Following a brief introduction of the two guests, a short film was shown to the audience about the Al-Beit Al-Iraqi before and after this year’s U.S. military invasion showing how Al-Khedairy wanted Al-Beit to be a cultural center for generations to come to restore and keep her people’s heritage.

“Iraq is not Saddam, it’s not one man, it’s generations, this is history,” a frustrated Al-Khedairy said in the short clip to the camera crew as they shot how the historic place was reduced to scattered stones.

Al-Khedairy said that the geographic proximity of the building to many of the Iraqi governmental buildings in the heart of Baghdad has led to its direct bombardment.

“With all of what we have seen in 1990, this was really unheard of, beyond our imagination that what happened to us could happen,” said Al-Khedairy as an eyewitness of how the U.S. military aggression in 2003 damaged buildings as much as human spirit in Iraq and far exceeded the earlier campaign on Iraq, twelve years ago.

As both ladies gave unscripted talks of how the invasion took a toll on Iraq, Al-Khedairy gave a more personal account of how the cultural center that she founded was lost in the war like many other cultural and historical monuments.

Al-Mufti’s talk, on the other hand, was supported with more figures about the damage of the embargo for twelve years, and with many quotes by U.S. officials and political strategists about how what happened to Iraq in 2003 was doomed to take place whether Saddam Hussein was in power or not because of its geopolitical place and resources within the Middle East.

“Iraq is not Saddam, it’s not one man, it’s generations, this is history,” Al-Khedairy (Right)

“The hardship of the blockade was not only the lack of the medicine or the food, but that we were isolated and demonized,” said Al-Mufti adding that the embargo not only affected the country’s human development and infrastructure transferring it from a leading country of educated population to rather an underdeveloped one as it stands now.
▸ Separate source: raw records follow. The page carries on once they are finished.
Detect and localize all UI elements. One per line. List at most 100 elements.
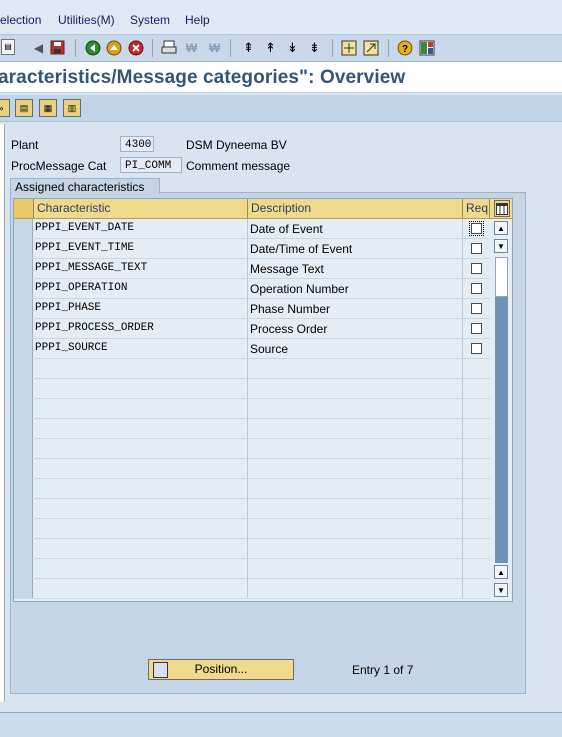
next-page-icon[interactable]: ↡ (284, 39, 301, 56)
scroll-thumb[interactable] (495, 257, 508, 297)
row-selector[interactable] (14, 399, 33, 418)
table-row[interactable] (14, 519, 490, 539)
column-header-req[interactable]: Req (463, 199, 490, 218)
table-settings-icon[interactable] (494, 200, 510, 217)
row-selector[interactable] (14, 279, 33, 298)
scroll-down-top-button[interactable]: ▼ (494, 239, 508, 253)
characteristic-cell[interactable] (34, 559, 248, 578)
table-row[interactable] (14, 419, 490, 439)
details-icon[interactable]: ▤ (15, 99, 33, 117)
characteristic-cell[interactable]: PPPI_MESSAGE_TEXT (34, 259, 248, 278)
characteristic-cell[interactable] (34, 539, 248, 558)
req-checkbox[interactable] (471, 343, 482, 354)
characteristic-cell[interactable] (34, 459, 248, 478)
row-selector[interactable] (14, 439, 33, 458)
back-nav-icon[interactable] (84, 39, 101, 56)
table-row[interactable]: PPPI_OPERATION Operation Number (14, 279, 490, 299)
row-selector[interactable] (14, 579, 33, 598)
row-selector[interactable] (14, 479, 33, 498)
row-selector[interactable] (14, 559, 33, 578)
row-selector[interactable] (14, 259, 33, 278)
characteristic-cell[interactable] (34, 479, 248, 498)
deselect-all-icon[interactable]: ▥ (63, 99, 81, 117)
row-selector[interactable] (14, 419, 33, 438)
table-row[interactable] (14, 479, 490, 499)
table-row[interactable] (14, 499, 490, 519)
first-page-icon[interactable]: ⇞ (240, 39, 257, 56)
req-checkbox[interactable] (471, 303, 482, 314)
req-checkbox[interactable] (471, 283, 482, 294)
find-icon[interactable]: ₩ (183, 39, 200, 56)
characteristic-cell[interactable] (34, 519, 248, 538)
table-row[interactable] (14, 379, 490, 399)
characteristic-cell[interactable] (34, 419, 248, 438)
row-selector[interactable] (14, 219, 33, 238)
table-row[interactable]: PPPI_PHASE Phase Number (14, 299, 490, 319)
back-icon[interactable]: ◀ (30, 39, 47, 56)
layout-icon[interactable] (418, 39, 435, 56)
req-checkbox[interactable] (471, 263, 482, 274)
characteristic-cell[interactable]: PPPI_SOURCE (34, 339, 248, 358)
shortcut-icon[interactable] (362, 39, 379, 56)
characteristic-cell[interactable]: PPPI_EVENT_DATE (34, 219, 248, 238)
menu-utilities[interactable]: Utilities(M) (58, 13, 115, 27)
table-row[interactable]: PPPI_SOURCE Source (14, 339, 490, 359)
menu-selection[interactable]: election (0, 13, 41, 27)
position-button[interactable]: Position... (148, 659, 294, 680)
table-row[interactable]: PPPI_MESSAGE_TEXT Message Text (14, 259, 490, 279)
create-session-icon[interactable] (340, 39, 357, 56)
table-row[interactable] (14, 459, 490, 479)
characteristic-cell[interactable]: PPPI_EVENT_TIME (34, 239, 248, 258)
characteristic-cell[interactable] (34, 499, 248, 518)
save-icon[interactable] (49, 39, 66, 56)
print-icon[interactable] (160, 39, 177, 56)
menu-system[interactable]: System (130, 13, 170, 27)
table-row[interactable]: PPPI_EVENT_TIME Date/Time of Event (14, 239, 490, 259)
table-row[interactable] (14, 579, 490, 599)
row-selector[interactable] (14, 339, 33, 358)
scroll-down-bottom-button[interactable]: ▼ (494, 583, 508, 597)
table-row[interactable]: PPPI_PROCESS_ORDER Process Order (14, 319, 490, 339)
find-next-icon[interactable]: ₩ (206, 39, 223, 56)
scroll-track[interactable] (495, 297, 508, 563)
characteristic-cell[interactable]: PPPI_PROCESS_ORDER (34, 319, 248, 338)
cancel-icon[interactable] (127, 39, 144, 56)
req-checkbox[interactable] (471, 243, 482, 254)
select-all-icon[interactable]: ▦ (39, 99, 57, 117)
other-object-icon[interactable]: » (0, 99, 10, 117)
characteristic-cell[interactable] (34, 359, 248, 378)
row-selector[interactable] (14, 519, 33, 538)
characteristic-cell[interactable] (34, 379, 248, 398)
column-header-description[interactable]: Description (248, 199, 463, 218)
prev-page-icon[interactable]: ↟ (262, 39, 279, 56)
row-selector[interactable] (14, 319, 33, 338)
scroll-up-top-button[interactable]: ▲ (494, 221, 508, 235)
table-row[interactable]: PPPI_EVENT_DATE Date of Event (14, 219, 490, 239)
help-icon[interactable]: ? (396, 39, 413, 56)
scroll-up-bottom-button[interactable]: ▲ (494, 565, 508, 579)
table-row[interactable] (14, 439, 490, 459)
table-row[interactable] (14, 399, 490, 419)
row-selector[interactable] (14, 359, 33, 378)
row-selector[interactable] (14, 239, 33, 258)
req-checkbox[interactable] (469, 221, 484, 236)
exit-icon[interactable] (105, 39, 122, 56)
last-page-icon[interactable]: ⇟ (306, 39, 323, 56)
enter-icon[interactable]: ▤ (1, 39, 15, 55)
characteristic-cell[interactable]: PPPI_PHASE (34, 299, 248, 318)
row-selector[interactable] (14, 539, 33, 558)
row-selector[interactable] (14, 499, 33, 518)
table-row[interactable] (14, 359, 490, 379)
req-checkbox[interactable] (471, 323, 482, 334)
table-row[interactable] (14, 559, 490, 579)
characteristic-cell[interactable] (34, 399, 248, 418)
characteristic-cell[interactable] (34, 439, 248, 458)
row-selector[interactable] (14, 459, 33, 478)
row-selector[interactable] (14, 379, 33, 398)
row-selector[interactable] (14, 299, 33, 318)
column-header-characteristic[interactable]: Characteristic (34, 199, 248, 218)
menu-help[interactable]: Help (185, 13, 210, 27)
characteristic-cell[interactable]: PPPI_OPERATION (34, 279, 248, 298)
select-all-column-header[interactable] (14, 199, 34, 218)
table-row[interactable] (14, 539, 490, 559)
The blockade further affected the cultural and moral values of the society giving the racketeers more strength as the black market of the basic items of food and medicine flourished under the embargo.

The looting of the Iraqi museum is a scheme to make the Iraqis loose their identity, said Al-Mufti, adding “Nobody can convince the Iraqis that the American occupation tries to liberate them.”
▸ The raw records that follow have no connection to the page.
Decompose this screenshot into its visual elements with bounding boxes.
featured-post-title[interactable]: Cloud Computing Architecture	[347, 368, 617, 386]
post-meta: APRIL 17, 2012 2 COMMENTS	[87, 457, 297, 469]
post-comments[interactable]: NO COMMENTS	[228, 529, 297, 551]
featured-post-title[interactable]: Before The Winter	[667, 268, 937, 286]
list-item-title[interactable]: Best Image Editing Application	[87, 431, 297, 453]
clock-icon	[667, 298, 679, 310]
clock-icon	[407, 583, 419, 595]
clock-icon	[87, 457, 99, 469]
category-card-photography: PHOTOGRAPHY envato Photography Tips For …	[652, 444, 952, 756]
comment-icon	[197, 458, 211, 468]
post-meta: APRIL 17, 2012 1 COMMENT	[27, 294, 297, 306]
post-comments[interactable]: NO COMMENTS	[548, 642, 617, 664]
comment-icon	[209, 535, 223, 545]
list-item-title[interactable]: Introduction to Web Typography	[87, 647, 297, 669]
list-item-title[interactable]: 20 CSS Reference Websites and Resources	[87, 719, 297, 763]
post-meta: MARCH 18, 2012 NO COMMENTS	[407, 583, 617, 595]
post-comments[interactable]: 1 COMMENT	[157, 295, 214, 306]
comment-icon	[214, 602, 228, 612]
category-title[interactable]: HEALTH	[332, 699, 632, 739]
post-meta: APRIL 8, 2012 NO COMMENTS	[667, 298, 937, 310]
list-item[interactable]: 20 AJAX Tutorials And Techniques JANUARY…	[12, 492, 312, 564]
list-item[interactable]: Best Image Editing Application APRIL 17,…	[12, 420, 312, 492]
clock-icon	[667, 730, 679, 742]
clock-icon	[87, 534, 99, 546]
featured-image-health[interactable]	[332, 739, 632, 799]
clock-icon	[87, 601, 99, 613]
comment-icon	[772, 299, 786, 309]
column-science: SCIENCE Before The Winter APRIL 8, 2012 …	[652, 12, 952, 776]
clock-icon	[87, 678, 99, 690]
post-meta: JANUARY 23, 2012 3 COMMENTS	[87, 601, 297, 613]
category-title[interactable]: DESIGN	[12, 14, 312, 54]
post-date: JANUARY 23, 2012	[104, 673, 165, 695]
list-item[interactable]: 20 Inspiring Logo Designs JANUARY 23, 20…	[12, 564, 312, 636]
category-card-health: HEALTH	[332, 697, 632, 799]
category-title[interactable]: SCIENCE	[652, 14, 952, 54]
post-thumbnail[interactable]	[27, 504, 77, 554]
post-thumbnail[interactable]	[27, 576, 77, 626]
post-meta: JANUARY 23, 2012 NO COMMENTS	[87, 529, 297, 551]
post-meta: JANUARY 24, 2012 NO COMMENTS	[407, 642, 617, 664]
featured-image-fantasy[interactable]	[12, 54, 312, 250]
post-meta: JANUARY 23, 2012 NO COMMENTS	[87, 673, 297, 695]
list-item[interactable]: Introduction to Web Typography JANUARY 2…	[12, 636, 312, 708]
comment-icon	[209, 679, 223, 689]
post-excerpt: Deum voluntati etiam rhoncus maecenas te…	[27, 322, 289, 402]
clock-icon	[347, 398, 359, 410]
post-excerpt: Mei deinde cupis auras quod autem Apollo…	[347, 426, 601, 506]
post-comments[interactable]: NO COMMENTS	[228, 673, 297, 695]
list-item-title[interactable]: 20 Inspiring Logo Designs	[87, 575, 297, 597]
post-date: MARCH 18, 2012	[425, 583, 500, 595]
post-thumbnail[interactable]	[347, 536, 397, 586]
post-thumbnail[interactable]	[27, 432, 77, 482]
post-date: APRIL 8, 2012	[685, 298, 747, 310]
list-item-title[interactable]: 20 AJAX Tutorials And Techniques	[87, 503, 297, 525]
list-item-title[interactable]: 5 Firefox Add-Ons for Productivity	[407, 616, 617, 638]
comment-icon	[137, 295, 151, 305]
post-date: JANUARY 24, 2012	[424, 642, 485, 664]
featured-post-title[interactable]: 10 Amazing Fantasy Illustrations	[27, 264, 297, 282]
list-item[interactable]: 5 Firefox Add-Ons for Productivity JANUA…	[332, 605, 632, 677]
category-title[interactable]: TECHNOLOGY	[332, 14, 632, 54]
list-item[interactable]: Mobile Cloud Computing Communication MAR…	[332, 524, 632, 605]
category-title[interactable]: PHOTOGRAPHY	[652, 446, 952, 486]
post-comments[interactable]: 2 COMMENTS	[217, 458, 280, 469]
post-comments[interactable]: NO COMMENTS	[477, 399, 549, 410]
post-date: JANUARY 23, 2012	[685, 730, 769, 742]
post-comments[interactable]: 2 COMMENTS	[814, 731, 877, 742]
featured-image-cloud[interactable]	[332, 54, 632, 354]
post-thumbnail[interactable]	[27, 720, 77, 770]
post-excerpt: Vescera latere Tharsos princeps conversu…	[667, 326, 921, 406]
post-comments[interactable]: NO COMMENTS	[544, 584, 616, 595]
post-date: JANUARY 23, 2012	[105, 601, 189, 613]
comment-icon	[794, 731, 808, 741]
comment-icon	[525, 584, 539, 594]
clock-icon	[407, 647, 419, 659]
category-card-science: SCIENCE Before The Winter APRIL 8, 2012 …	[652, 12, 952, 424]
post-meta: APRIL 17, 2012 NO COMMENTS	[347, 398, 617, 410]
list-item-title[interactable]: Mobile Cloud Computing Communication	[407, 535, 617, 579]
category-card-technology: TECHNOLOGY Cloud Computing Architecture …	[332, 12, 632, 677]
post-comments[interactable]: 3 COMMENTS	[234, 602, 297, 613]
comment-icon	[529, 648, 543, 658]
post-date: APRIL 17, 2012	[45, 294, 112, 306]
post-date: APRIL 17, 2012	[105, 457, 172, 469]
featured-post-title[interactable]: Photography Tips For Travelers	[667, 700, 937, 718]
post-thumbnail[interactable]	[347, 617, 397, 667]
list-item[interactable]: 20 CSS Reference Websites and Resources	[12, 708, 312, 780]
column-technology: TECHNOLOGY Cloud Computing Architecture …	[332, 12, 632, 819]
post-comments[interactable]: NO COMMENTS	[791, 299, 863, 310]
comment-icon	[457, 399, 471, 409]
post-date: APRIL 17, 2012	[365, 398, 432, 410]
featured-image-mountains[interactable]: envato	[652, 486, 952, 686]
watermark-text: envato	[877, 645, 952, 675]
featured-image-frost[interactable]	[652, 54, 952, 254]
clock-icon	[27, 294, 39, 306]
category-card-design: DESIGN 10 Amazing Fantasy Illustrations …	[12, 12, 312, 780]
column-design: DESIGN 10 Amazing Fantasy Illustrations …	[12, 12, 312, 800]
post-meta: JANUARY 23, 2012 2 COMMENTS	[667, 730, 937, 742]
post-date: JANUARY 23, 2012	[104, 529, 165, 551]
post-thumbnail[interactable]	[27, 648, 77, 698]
Yet, both speakers despite their clear opposition to what is taking place in their country, said that they were received with hospitality in the U.S. and hoped that the American audience which seemed eager to listen to their stories and testimonies would act towards ending the current administration’s occupation of Iraq.

Al-Mufti said that given the current situation, the American forces should be replaced with U.N. forces and that the Iraqi society should be given some time for its civil society to develop and lead a more democratic process.

The event was attended by people of different background, but the majority seemed to be of Americans of non-Middle Eastern background. At the end of their talk the two Iraqis received a long standing ovation for their brave and strong speeches.

The Thursday evening event was sponsored by The American Friends Service Committee, Students for Social Justice, and by Voices in the Wilderness, a leading American organization based in Chicago which has campaigned heavily against the U.S. led embargo against Iraq in the last 12 years and whose founder Kathy Kelly has made several trips to Iraq prior to the occupation giving donated medical supplies and living with Iraqis in their calamity under the killing economic sanctions.